В спальне императрицы (продолжение).
Бирон пилил неприступный крючок стальной ножовкой. Работа разгорячила его. Он снял камзол, и пот струился по его лицу. Императрица не шелохнулась.
Шайка Дороха.
Как и положено воровскому атаману, Дорох сидел на перевернутой винной бочке. Скупой свет факелов освещал своды подземелья. Здесь собралась вся его воровская ватага, и Дорох держал перед ней речь.
– Что же люди лихие, господа разбойнички.

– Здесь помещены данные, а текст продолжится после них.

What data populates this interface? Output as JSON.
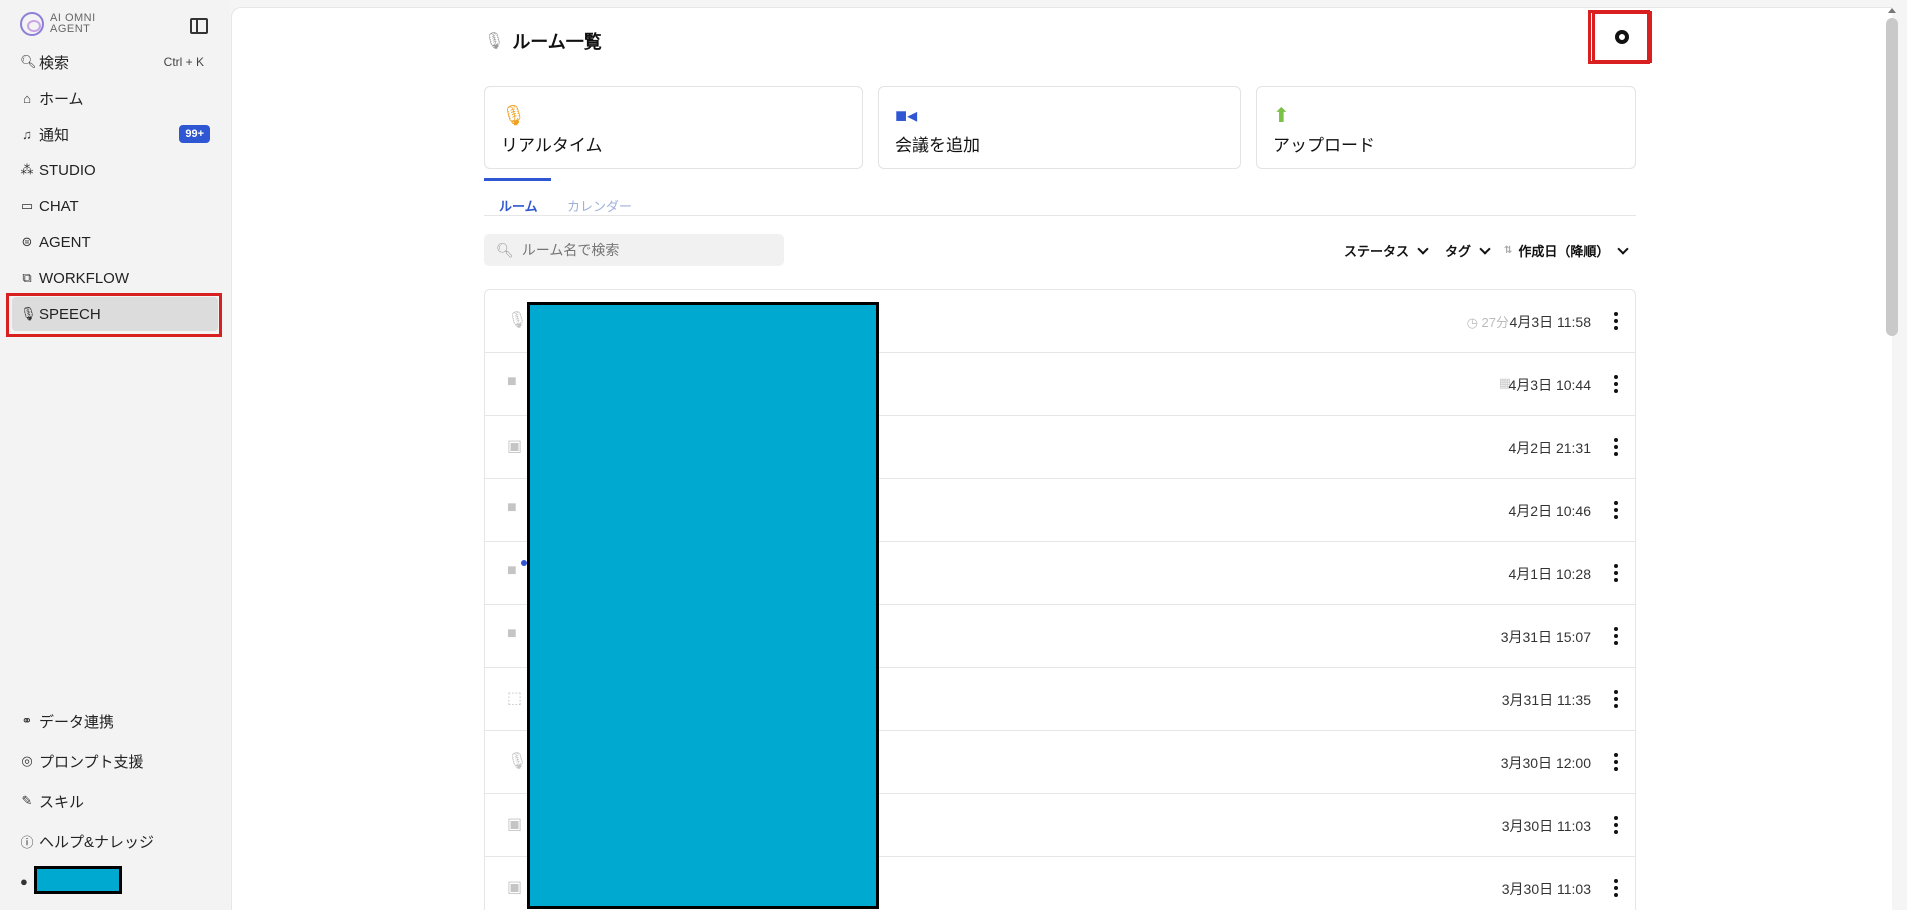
{
  "sidebar": {
    "logo_text": "AI OMNI AGENT",
    "search": {
      "label": "検索",
      "shortcut": "Ctrl + K"
    },
    "items": [
      {
        "label": "ホーム"
      },
      {
        "label": "通知",
        "badge": "99+"
      },
      {
        "label": "STUDIO"
      },
      {
        "label": "CHAT"
      },
      {
        "label": "AGENT"
      },
      {
        "label": "WORKFLOW"
      },
      {
        "label": "SPEECH"
      }
    ],
    "bottom_items": [
      {
        "label": "データ連携"
      },
      {
        "label": "プロンプト支援"
      },
      {
        "label": "スキル"
      },
      {
        "label": "ヘルプ&ナレッジ"
      }
    ]
  },
  "header": {
    "title": "ルーム一覧"
  },
  "cards": [
    {
      "label": "リアルタイム",
      "icon": "mic-icon",
      "color": "#f0a020"
    },
    {
      "label": "会議を追加",
      "icon": "video-icon",
      "color": "#2f57d3"
    },
    {
      "label": "アップロード",
      "icon": "upload-icon",
      "color": "#7cc24a"
    }
  ],
  "tabs": [
    {
      "label": "ルーム",
      "active": true
    },
    {
      "label": "カレンダー",
      "active": false
    }
  ],
  "search": {
    "placeholder": "ルーム名で検索"
  },
  "filters": {
    "status": "ステータス",
    "tag": "タグ",
    "sort": "作成日（降順）"
  },
  "rooms": [
    {
      "icon": "mic-icon",
      "duration": "27分",
      "date": "4月3日 11:58"
    },
    {
      "icon": "video-icon",
      "date": "4月3日 10:44"
    },
    {
      "icon": "media-file-icon",
      "date": "4月2日 21:31"
    },
    {
      "icon": "video-icon",
      "date": "4月2日 10:46"
    },
    {
      "icon": "video-icon",
      "date": "4月1日 10:28"
    },
    {
      "icon": "video-icon",
      "date": "3月31日 15:07"
    },
    {
      "icon": "draft-icon",
      "date": "3月31日 11:35"
    },
    {
      "icon": "mic-icon",
      "date": "3月30日 12:00"
    },
    {
      "icon": "media-file-icon",
      "date": "3月30日 11:03"
    },
    {
      "icon": "media-file-icon",
      "date": "3月30日 11:03"
    }
  ]
}
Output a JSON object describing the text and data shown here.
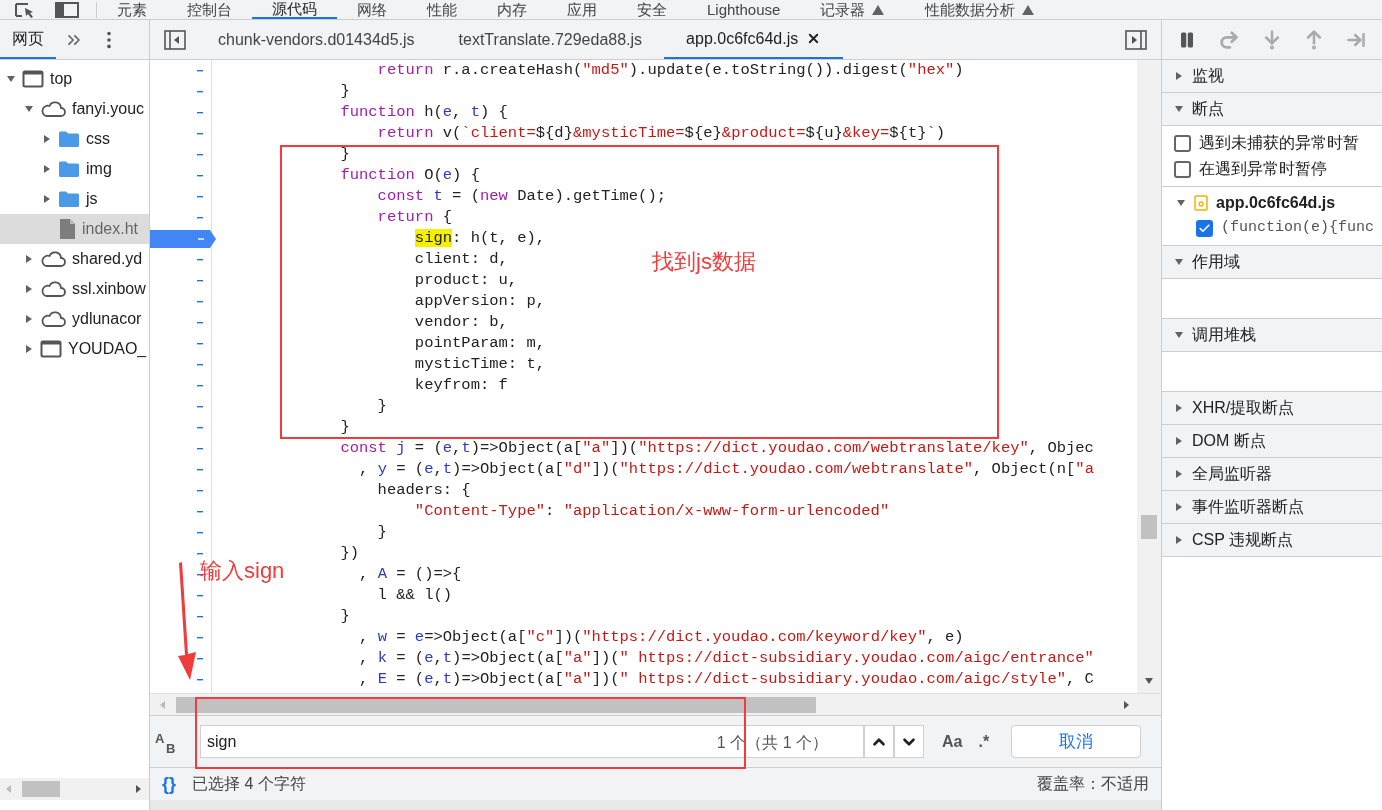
{
  "top_tabs": [
    {
      "label": "元素",
      "selected": false,
      "experimental": false
    },
    {
      "label": "控制台",
      "selected": false,
      "experimental": false
    },
    {
      "label": "源代码",
      "selected": true,
      "experimental": false
    },
    {
      "label": "网络",
      "selected": false,
      "experimental": false
    },
    {
      "label": "性能",
      "selected": false,
      "experimental": false
    },
    {
      "label": "内存",
      "selected": false,
      "experimental": false
    },
    {
      "label": "应用",
      "selected": false,
      "experimental": false
    },
    {
      "label": "安全",
      "selected": false,
      "experimental": false
    },
    {
      "label": "Lighthouse",
      "selected": false,
      "experimental": false
    },
    {
      "label": "记录器",
      "selected": false,
      "experimental": true
    },
    {
      "label": "性能数据分析",
      "selected": false,
      "experimental": true
    }
  ],
  "navigator": {
    "tabs": [
      {
        "label": "网页",
        "selected": true
      }
    ],
    "tree": [
      {
        "label": "top",
        "kind": "frame",
        "expanded": true,
        "selected": false,
        "children": [
          {
            "label": "fanyi.youc",
            "kind": "origin",
            "expanded": true,
            "selected": false,
            "children": [
              {
                "label": "css",
                "kind": "folder",
                "expanded": false,
                "selected": false
              },
              {
                "label": "img",
                "kind": "folder",
                "expanded": false,
                "selected": false
              },
              {
                "label": "js",
                "kind": "folder",
                "expanded": false,
                "selected": false
              },
              {
                "label": "index.ht",
                "kind": "file",
                "selected": true
              }
            ]
          },
          {
            "label": "shared.yd",
            "kind": "origin",
            "expanded": false,
            "selected": false
          },
          {
            "label": "ssl.xinbow",
            "kind": "origin",
            "expanded": false,
            "selected": false
          },
          {
            "label": "ydlunacor",
            "kind": "origin",
            "expanded": false,
            "selected": false
          },
          {
            "label": "YOUDAO_",
            "kind": "frame",
            "expanded": false,
            "selected": false
          }
        ]
      }
    ]
  },
  "editor": {
    "tabs": [
      {
        "label": "chunk-vendors.d01434d5.js",
        "selected": false,
        "closable": false
      },
      {
        "label": "textTranslate.729eda88.js",
        "selected": false,
        "closable": false
      },
      {
        "label": "app.0c6fc64d.js",
        "selected": true,
        "closable": true
      }
    ],
    "code": [
      {
        "breakpoint": false,
        "segments": [
          {
            "kind": "kw",
            "text": "            return"
          },
          {
            "kind": "plain",
            "text": " r.a.createHash("
          },
          {
            "kind": "str",
            "text": "\"md5\""
          },
          {
            "kind": "plain",
            "text": ").update(e.toString()).digest("
          },
          {
            "kind": "str",
            "text": "\"hex\""
          },
          {
            "kind": "plain",
            "text": ")"
          }
        ]
      },
      {
        "breakpoint": false,
        "segments": [
          {
            "kind": "plain",
            "text": "        }"
          }
        ]
      },
      {
        "breakpoint": false,
        "segments": [
          {
            "kind": "kw",
            "text": "        function"
          },
          {
            "kind": "plain",
            "text": " h("
          },
          {
            "kind": "def",
            "text": "e"
          },
          {
            "kind": "plain",
            "text": ", "
          },
          {
            "kind": "def",
            "text": "t"
          },
          {
            "kind": "plain",
            "text": ") {"
          }
        ]
      },
      {
        "breakpoint": false,
        "segments": [
          {
            "kind": "kw",
            "text": "            return"
          },
          {
            "kind": "plain",
            "text": " v("
          },
          {
            "kind": "str",
            "text": "`client="
          },
          {
            "kind": "plain",
            "text": "${d}"
          },
          {
            "kind": "str",
            "text": "&mysticTime="
          },
          {
            "kind": "plain",
            "text": "${e}"
          },
          {
            "kind": "str",
            "text": "&product="
          },
          {
            "kind": "plain",
            "text": "${u}"
          },
          {
            "kind": "str",
            "text": "&key="
          },
          {
            "kind": "plain",
            "text": "${t}"
          },
          {
            "kind": "str",
            "text": "`"
          },
          {
            "kind": "plain",
            "text": ")"
          }
        ]
      },
      {
        "breakpoint": false,
        "segments": [
          {
            "kind": "plain",
            "text": "        }"
          }
        ]
      },
      {
        "breakpoint": false,
        "segments": [
          {
            "kind": "kw",
            "text": "        function"
          },
          {
            "kind": "plain",
            "text": " O("
          },
          {
            "kind": "def",
            "text": "e"
          },
          {
            "kind": "plain",
            "text": ") {"
          }
        ]
      },
      {
        "breakpoint": false,
        "segments": [
          {
            "kind": "kw",
            "text": "            const"
          },
          {
            "kind": "def",
            "text": " t"
          },
          {
            "kind": "plain",
            "text": " = ("
          },
          {
            "kind": "kw",
            "text": "new"
          },
          {
            "kind": "plain",
            "text": " Date).getTime();"
          }
        ]
      },
      {
        "breakpoint": false,
        "segments": [
          {
            "kind": "kw",
            "text": "            return"
          },
          {
            "kind": "plain",
            "text": " {"
          }
        ]
      },
      {
        "breakpoint": true,
        "segments": [
          {
            "kind": "match",
            "text": "                sign"
          },
          {
            "kind": "plain",
            "text": ": h(t, e),"
          }
        ]
      },
      {
        "breakpoint": false,
        "segments": [
          {
            "kind": "plain",
            "text": "                client: d,"
          }
        ]
      },
      {
        "breakpoint": false,
        "segments": [
          {
            "kind": "plain",
            "text": "                product: u,"
          }
        ]
      },
      {
        "breakpoint": false,
        "segments": [
          {
            "kind": "plain",
            "text": "                appVersion: p,"
          }
        ]
      },
      {
        "breakpoint": false,
        "segments": [
          {
            "kind": "plain",
            "text": "                vendor: b,"
          }
        ]
      },
      {
        "breakpoint": false,
        "segments": [
          {
            "kind": "plain",
            "text": "                pointParam: m,"
          }
        ]
      },
      {
        "breakpoint": false,
        "segments": [
          {
            "kind": "plain",
            "text": "                mysticTime: t,"
          }
        ]
      },
      {
        "breakpoint": false,
        "segments": [
          {
            "kind": "plain",
            "text": "                keyfrom: f"
          }
        ]
      },
      {
        "breakpoint": false,
        "segments": [
          {
            "kind": "plain",
            "text": "            }"
          }
        ]
      },
      {
        "breakpoint": false,
        "segments": [
          {
            "kind": "plain",
            "text": "        }"
          }
        ]
      },
      {
        "breakpoint": false,
        "segments": [
          {
            "kind": "kw",
            "text": "        const"
          },
          {
            "kind": "def",
            "text": " j"
          },
          {
            "kind": "plain",
            "text": " = ("
          },
          {
            "kind": "def",
            "text": "e"
          },
          {
            "kind": "plain",
            "text": ","
          },
          {
            "kind": "def",
            "text": "t"
          },
          {
            "kind": "plain",
            "text": ")=>Object(a["
          },
          {
            "kind": "str",
            "text": "\"a\""
          },
          {
            "kind": "plain",
            "text": "])("
          },
          {
            "kind": "str",
            "text": "\"https://dict.youdao.com/webtranslate/key\""
          },
          {
            "kind": "plain",
            "text": ", Objec"
          }
        ]
      },
      {
        "breakpoint": false,
        "segments": [
          {
            "kind": "plain",
            "text": "          , "
          },
          {
            "kind": "def",
            "text": "y"
          },
          {
            "kind": "plain",
            "text": " = ("
          },
          {
            "kind": "def",
            "text": "e"
          },
          {
            "kind": "plain",
            "text": ","
          },
          {
            "kind": "def",
            "text": "t"
          },
          {
            "kind": "plain",
            "text": ")=>Object(a["
          },
          {
            "kind": "str",
            "text": "\"d\""
          },
          {
            "kind": "plain",
            "text": "])("
          },
          {
            "kind": "str",
            "text": "\"https://dict.youdao.com/webtranslate\""
          },
          {
            "kind": "plain",
            "text": ", Object(n["
          },
          {
            "kind": "str",
            "text": "\"a"
          }
        ]
      },
      {
        "breakpoint": false,
        "segments": [
          {
            "kind": "plain",
            "text": "            headers: {"
          }
        ]
      },
      {
        "breakpoint": false,
        "segments": [
          {
            "kind": "str",
            "text": "                \"Content-Type\""
          },
          {
            "kind": "plain",
            "text": ": "
          },
          {
            "kind": "str",
            "text": "\"application/x-www-form-urlencoded\""
          }
        ]
      },
      {
        "breakpoint": false,
        "segments": [
          {
            "kind": "plain",
            "text": "            }"
          }
        ]
      },
      {
        "breakpoint": false,
        "segments": [
          {
            "kind": "plain",
            "text": "        })"
          }
        ]
      },
      {
        "breakpoint": false,
        "segments": [
          {
            "kind": "plain",
            "text": "          , "
          },
          {
            "kind": "def",
            "text": "A"
          },
          {
            "kind": "plain",
            "text": " = ()=>{"
          }
        ]
      },
      {
        "breakpoint": false,
        "segments": [
          {
            "kind": "plain",
            "text": "            l && l()"
          }
        ]
      },
      {
        "breakpoint": false,
        "segments": [
          {
            "kind": "plain",
            "text": "        }"
          }
        ]
      },
      {
        "breakpoint": false,
        "segments": [
          {
            "kind": "plain",
            "text": "          , "
          },
          {
            "kind": "def",
            "text": "w"
          },
          {
            "kind": "plain",
            "text": " = "
          },
          {
            "kind": "def",
            "text": "e"
          },
          {
            "kind": "plain",
            "text": "=>Object(a["
          },
          {
            "kind": "str",
            "text": "\"c\""
          },
          {
            "kind": "plain",
            "text": "])("
          },
          {
            "kind": "str",
            "text": "\"https://dict.youdao.com/keyword/key\""
          },
          {
            "kind": "plain",
            "text": ", e)"
          }
        ]
      },
      {
        "breakpoint": false,
        "segments": [
          {
            "kind": "plain",
            "text": "          , "
          },
          {
            "kind": "def",
            "text": "k"
          },
          {
            "kind": "plain",
            "text": " = ("
          },
          {
            "kind": "def",
            "text": "e"
          },
          {
            "kind": "plain",
            "text": ","
          },
          {
            "kind": "def",
            "text": "t"
          },
          {
            "kind": "plain",
            "text": ")=>Object(a["
          },
          {
            "kind": "str",
            "text": "\"a\""
          },
          {
            "kind": "plain",
            "text": "])("
          },
          {
            "kind": "str",
            "text": "\" https://dict-subsidiary.youdao.com/aigc/entrance\""
          }
        ]
      },
      {
        "breakpoint": false,
        "segments": [
          {
            "kind": "plain",
            "text": "          , "
          },
          {
            "kind": "def",
            "text": "E"
          },
          {
            "kind": "plain",
            "text": " = ("
          },
          {
            "kind": "def",
            "text": "e"
          },
          {
            "kind": "plain",
            "text": ","
          },
          {
            "kind": "def",
            "text": "t"
          },
          {
            "kind": "plain",
            "text": ")=>Object(a["
          },
          {
            "kind": "str",
            "text": "\"a\""
          },
          {
            "kind": "plain",
            "text": "])("
          },
          {
            "kind": "str",
            "text": "\" https://dict-subsidiary.youdao.com/aigc/style\""
          },
          {
            "kind": "plain",
            "text": ", C"
          }
        ]
      }
    ],
    "search": {
      "replace_toggle": "AB",
      "value": "sign",
      "match_count": "1 个（共 1 个）",
      "match_case": "Aa",
      "regex": ".*",
      "cancel": "取消"
    },
    "status": {
      "pretty_print": "{}",
      "selection": "已选择 4 个字符",
      "coverage": "覆盖率：不适用"
    }
  },
  "debugger": {
    "sections": [
      {
        "title": "监视",
        "expanded": false
      },
      {
        "kind": "breakpoints",
        "title": "断点",
        "expanded": true,
        "options": [
          {
            "label": "遇到未捕获的异常时暂",
            "checked": false
          },
          {
            "label": "在遇到异常时暂停",
            "checked": false
          }
        ],
        "files": [
          {
            "name": "app.0c6fc64d.js",
            "expanded": true,
            "breakpoints": [
              {
                "code": "(function(e){func",
                "checked": true
              }
            ]
          }
        ]
      },
      {
        "kind": "empty",
        "title": "作用域",
        "expanded": true
      },
      {
        "kind": "empty",
        "title": "调用堆栈",
        "expanded": true
      },
      {
        "title": "XHR/提取断点",
        "expanded": false
      },
      {
        "title": "DOM 断点",
        "expanded": false
      },
      {
        "title": "全局监听器",
        "expanded": false
      },
      {
        "title": "事件监听器断点",
        "expanded": false
      },
      {
        "title": "CSP 违规断点",
        "expanded": false
      }
    ]
  },
  "annotations": {
    "labels": [
      "找到js数据",
      "输入sign"
    ]
  }
}
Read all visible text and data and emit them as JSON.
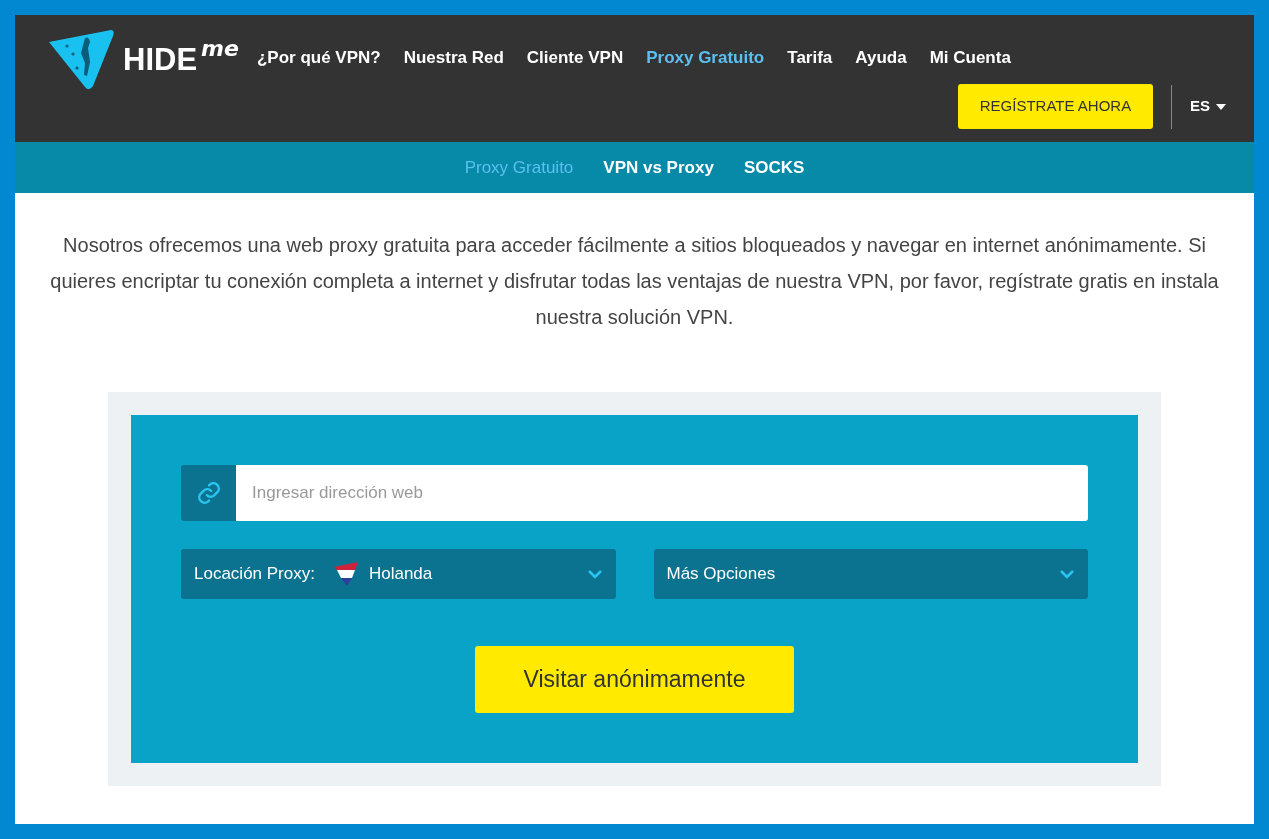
{
  "logo": {
    "word": "HIDE",
    "suffix": "me"
  },
  "nav": [
    {
      "label": "¿Por qué VPN?",
      "selected": false
    },
    {
      "label": "Nuestra Red",
      "selected": false
    },
    {
      "label": "Cliente VPN",
      "selected": false
    },
    {
      "label": "Proxy Gratuito",
      "selected": true
    },
    {
      "label": "Tarifa",
      "selected": false
    },
    {
      "label": "Ayuda",
      "selected": false
    },
    {
      "label": "Mi Cuenta",
      "selected": false
    }
  ],
  "register_button": "REGÍSTRATE AHORA",
  "language": "ES",
  "subnav": [
    {
      "label": "Proxy Gratuito",
      "selected": true
    },
    {
      "label": "VPN vs Proxy",
      "selected": false
    },
    {
      "label": "SOCKS",
      "selected": false
    }
  ],
  "intro": "Nosotros ofrecemos una web proxy gratuita para acceder fácilmente a sitios bloqueados y navegar en internet anónimamente. Si quieres encriptar tu conexión completa a internet y disfrutar todas las ventajas de nuestra VPN, por favor, regístrate gratis en instala nuestra solución VPN.",
  "proxy_form": {
    "url_field": {
      "placeholder": "Ingresar dirección web"
    },
    "location": {
      "label": "Locación Proxy:",
      "value": "Holanda"
    },
    "more_options": "Más Opciones",
    "submit": "Visitar anónimamente"
  }
}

Пришло нам время разбегаться. Погуляли мы, покуролесили. Ваньку-каина навечно прославили. Себя побаловали, понежили.
– Рановато ты, атаман, про покой стал твердить. Кровушка то дурная играет еще. – заметила дама, одетая как приличная дорогая модистка. Она обмахивала себя веером. Вообще вокруг Дороха стояли и сидели вполне приличные люди. В лакейских ливреях, мещанских сюртуках. Был один фрукт с новомодным галстуком и завитыми барашком свойскими волосами.
– Все. Все. Амалия Петровна. Стрекоза. Знаю, помню. Без имен.
– И я не понимаю, Дорох. – у завитого фрукта оказался высокий женский голос. – Вы нас всех собрали. Было так весело. Мы так играли.